Lord Justice Baker accordingly found himself unable to endorse the approach taken by Mrs Justice Roberts at first instance. He found that she had been heavily influenced by the dicta in earlier cases which had led her to interpret the issues before her ‘through the prism of criminal law’. He also rejected the view that capacitous people might have difficulty understanding that you should only have sex with someone who is able to consent and who gives and maintains consent.To Lord Justice Baker’s mind this did not ‘require a “refined or nuanced analysis”’.What was in question was not whether P understood that a particular partner was consenting on a particular occasion but that P was capable of understanding, as a matter of principle, that a partner should have capacity to consent and should in fact consent to any sexual activity.

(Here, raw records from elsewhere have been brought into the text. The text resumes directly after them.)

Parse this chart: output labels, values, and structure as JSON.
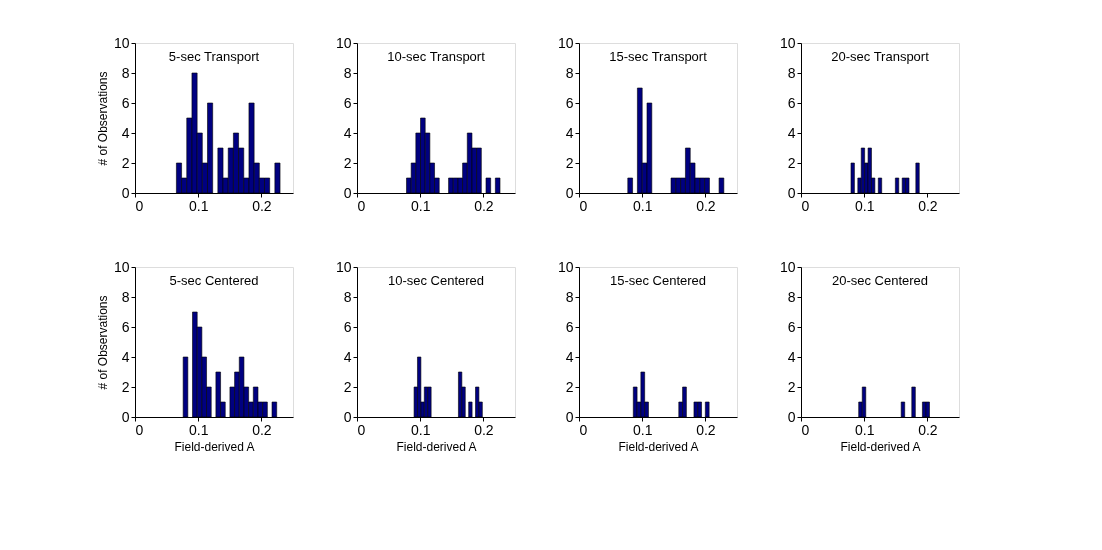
{
  "chart_data": [
    {
      "type": "histogram",
      "annotations": [
        "5-sec Transport"
      ],
      "ylabel": "# of Observations",
      "color": "#000080",
      "xlim": [
        0,
        0.25
      ],
      "xticks": [
        0,
        0.1,
        0.2
      ],
      "ylim": [
        0,
        10
      ],
      "yticks": [
        0,
        2,
        4,
        6,
        8,
        10
      ],
      "grid": false,
      "bins": [
        0.0655,
        0.0737,
        0.0819,
        0.0901,
        0.0983,
        0.1065,
        0.1147,
        0.1229,
        0.1311,
        0.1393,
        0.1475,
        0.1557,
        0.1639,
        0.1721,
        0.1803,
        0.1885,
        0.1967,
        0.2049,
        0.2131,
        0.2213,
        0.2295
      ],
      "values": [
        2,
        1,
        5,
        8,
        4,
        2,
        6,
        0,
        3,
        1,
        3,
        4,
        3,
        1,
        6,
        2,
        1,
        1,
        0,
        2
      ]
    },
    {
      "type": "histogram",
      "annotations": [
        "10-sec Transport"
      ],
      "color": "#000080",
      "xlim": [
        0,
        0.25
      ],
      "xticks": [
        0,
        0.1,
        0.2
      ],
      "ylim": [
        0,
        10
      ],
      "yticks": [
        0,
        2,
        4,
        6,
        8,
        10
      ],
      "grid": false,
      "bins": [
        0.0783,
        0.0857,
        0.0931,
        0.1005,
        0.1079,
        0.1153,
        0.1227,
        0.1301,
        0.1375,
        0.1449,
        0.1523,
        0.1597,
        0.1671,
        0.1745,
        0.1819,
        0.1893,
        0.1967,
        0.2041,
        0.2115,
        0.2189,
        0.2263
      ],
      "values": [
        1,
        2,
        4,
        5,
        4,
        2,
        1,
        0,
        0,
        1,
        1,
        1,
        2,
        4,
        3,
        3,
        0,
        1,
        0,
        1
      ]
    },
    {
      "type": "histogram",
      "annotations": [
        "15-sec Transport"
      ],
      "color": "#000080",
      "xlim": [
        0,
        0.25
      ],
      "xticks": [
        0,
        0.1,
        0.2
      ],
      "ylim": [
        0,
        10
      ],
      "yticks": [
        0,
        2,
        4,
        6,
        8,
        10
      ],
      "grid": false,
      "bins": [
        0.0772,
        0.0848,
        0.0924,
        0.1,
        0.1076,
        0.1152,
        0.1228,
        0.1304,
        0.138,
        0.1456,
        0.1532,
        0.1608,
        0.1684,
        0.176,
        0.1836,
        0.1912,
        0.1988,
        0.2064,
        0.214,
        0.2216,
        0.2292
      ],
      "values": [
        1,
        0,
        7,
        2,
        6,
        0,
        0,
        0,
        0,
        1,
        1,
        1,
        3,
        2,
        1,
        1,
        1,
        0,
        0,
        1
      ]
    },
    {
      "type": "histogram",
      "annotations": [
        "20-sec Transport"
      ],
      "color": "#000080",
      "xlim": [
        0,
        0.25
      ],
      "xticks": [
        0,
        0.1,
        0.2
      ],
      "ylim": [
        0,
        10
      ],
      "yticks": [
        0,
        2,
        4,
        6,
        8,
        10
      ],
      "grid": false,
      "bins": [
        0.0791,
        0.0845,
        0.0899,
        0.0953,
        0.1007,
        0.1061,
        0.1115,
        0.1169,
        0.1223,
        0.1277,
        0.1331,
        0.1385,
        0.1439,
        0.1493,
        0.1547,
        0.1601,
        0.1655,
        0.1709,
        0.1763,
        0.1817,
        0.1871
      ],
      "values": [
        2,
        0,
        1,
        3,
        2,
        3,
        1,
        0,
        1,
        0,
        0,
        0,
        0,
        1,
        0,
        1,
        1,
        0,
        0,
        2
      ]
    },
    {
      "type": "histogram",
      "annotations": [
        "5-sec Centered"
      ],
      "ylabel": "# of Observations",
      "xlabel": "Field-derived A",
      "color": "#000080",
      "xlim": [
        0,
        0.25
      ],
      "xticks": [
        0,
        0.1,
        0.2
      ],
      "ylim": [
        0,
        10
      ],
      "yticks": [
        0,
        2,
        4,
        6,
        8,
        10
      ],
      "grid": false,
      "bins": [
        0.0762,
        0.0836,
        0.091,
        0.0984,
        0.1058,
        0.1132,
        0.1206,
        0.128,
        0.1354,
        0.1428,
        0.1502,
        0.1576,
        0.165,
        0.1724,
        0.1798,
        0.1872,
        0.1946,
        0.202,
        0.2094,
        0.2168,
        0.2242
      ],
      "values": [
        4,
        0,
        7,
        6,
        4,
        2,
        0,
        3,
        1,
        0,
        2,
        3,
        4,
        2,
        1,
        2,
        1,
        1,
        0,
        1
      ]
    },
    {
      "type": "histogram",
      "annotations": [
        "10-sec Centered"
      ],
      "xlabel": "Field-derived A",
      "color": "#000080",
      "xlim": [
        0,
        0.25
      ],
      "xticks": [
        0,
        0.1,
        0.2
      ],
      "ylim": [
        0,
        10
      ],
      "yticks": [
        0,
        2,
        4,
        6,
        8,
        10
      ],
      "grid": false,
      "bins": [
        0.0903,
        0.0957,
        0.1011,
        0.1065,
        0.1119,
        0.1173,
        0.1227,
        0.1281,
        0.1335,
        0.1389,
        0.1443,
        0.1497,
        0.1551,
        0.1605,
        0.1659,
        0.1713,
        0.1767,
        0.1821,
        0.1875,
        0.1929,
        0.1983
      ],
      "values": [
        2,
        4,
        1,
        2,
        2,
        0,
        0,
        0,
        0,
        0,
        0,
        0,
        0,
        3,
        2,
        0,
        1,
        0,
        2,
        1
      ]
    },
    {
      "type": "histogram",
      "annotations": [
        "15-sec Centered"
      ],
      "xlabel": "Field-derived A",
      "color": "#000080",
      "xlim": [
        0,
        0.25
      ],
      "xticks": [
        0,
        0.1,
        0.2
      ],
      "ylim": [
        0,
        10
      ],
      "yticks": [
        0,
        2,
        4,
        6,
        8,
        10
      ],
      "grid": false,
      "bins": [
        0.0859,
        0.0919,
        0.0979,
        0.1039,
        0.1099,
        0.1159,
        0.1219,
        0.1279,
        0.1339,
        0.1399,
        0.1459,
        0.1519,
        0.1579,
        0.1639,
        0.1699,
        0.1759,
        0.1819,
        0.1879,
        0.1939,
        0.1999,
        0.2059
      ],
      "values": [
        2,
        1,
        3,
        1,
        0,
        0,
        0,
        0,
        0,
        0,
        0,
        0,
        1,
        2,
        0,
        0,
        1,
        1,
        0,
        1
      ]
    },
    {
      "type": "histogram",
      "annotations": [
        "20-sec Centered"
      ],
      "xlabel": "Field-derived A",
      "color": "#000080",
      "xlim": [
        0,
        0.25
      ],
      "xticks": [
        0,
        0.1,
        0.2
      ],
      "ylim": [
        0,
        10
      ],
      "yticks": [
        0,
        2,
        4,
        6,
        8,
        10
      ],
      "grid": false,
      "bins": [
        0.0913,
        0.0969,
        0.1025,
        0.1081,
        0.1137,
        0.1193,
        0.1249,
        0.1305,
        0.1361,
        0.1417,
        0.1473,
        0.1529,
        0.1585,
        0.1641,
        0.1697,
        0.1753,
        0.1809,
        0.1865,
        0.1921,
        0.1977,
        0.2033
      ],
      "values": [
        1,
        2,
        0,
        0,
        0,
        0,
        0,
        0,
        0,
        0,
        0,
        0,
        1,
        0,
        0,
        2,
        0,
        0,
        1,
        1
      ]
    }
  ]
}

Accordingly, Lord Justice Baker set aside the declaration that JB had the capacity to consent to sexual relations and remitted the matter to Mrs Justice Roberts for reconsideration in the light of the Court of Appeal’s judgment.In view of the evidence set out in the judgment, however, a finding that JB lacks capacity to decide to engage in sexual relations seems inevitable. 

The Implications

The decision in A Local Authority v JB [2020] EWCA Civ 735 provides welcome clarity in this complex area. It is notable for recognising the autonomy of P as a sexual being and an initiator of sexual relations.    By reframing the question to look at P’s capacity to decide to engage in sexual relations it logically follows that P must have an understanding of whether the other person wishes to participate.  In practical terms, it will be interesting to see whether changes to the way capacity is assessed on the ground result in changed outcomes for large numbers of individuals affected by the decision.  One can certainly see the potential for the decision ushering in a more conservative and risk averse approach to assessments of capacity.  An important issue which the judgment does not address, however, is the question of whether the information relevant to the decision of whether to engage in sexual relations must always include all of the matters identified in the judgment or whether a more flexible approach tailored to the individual in question should be preferred. This is an issue raised in numerous recent cases, notably the recent case of NB v Tower Hamlets and another [2019] EWCOP 17, and many had hoped that the Court of Appeal would use the opportunity to provide some welcome clarity.  That was not to be since the Court of Appeal took the view that it would be prudent to refrain from commenting on the issue without hearing full argument but the decision is unlikely to be the last word.  The case of B (by her litigation friend the OS) v A Local Authority [2019] EWCA Civ 913 concerning a vulnerable woman’s capacity to consent to sexual relations is under appeal to the Supreme Court and it seems likely that this decision may head that way as well.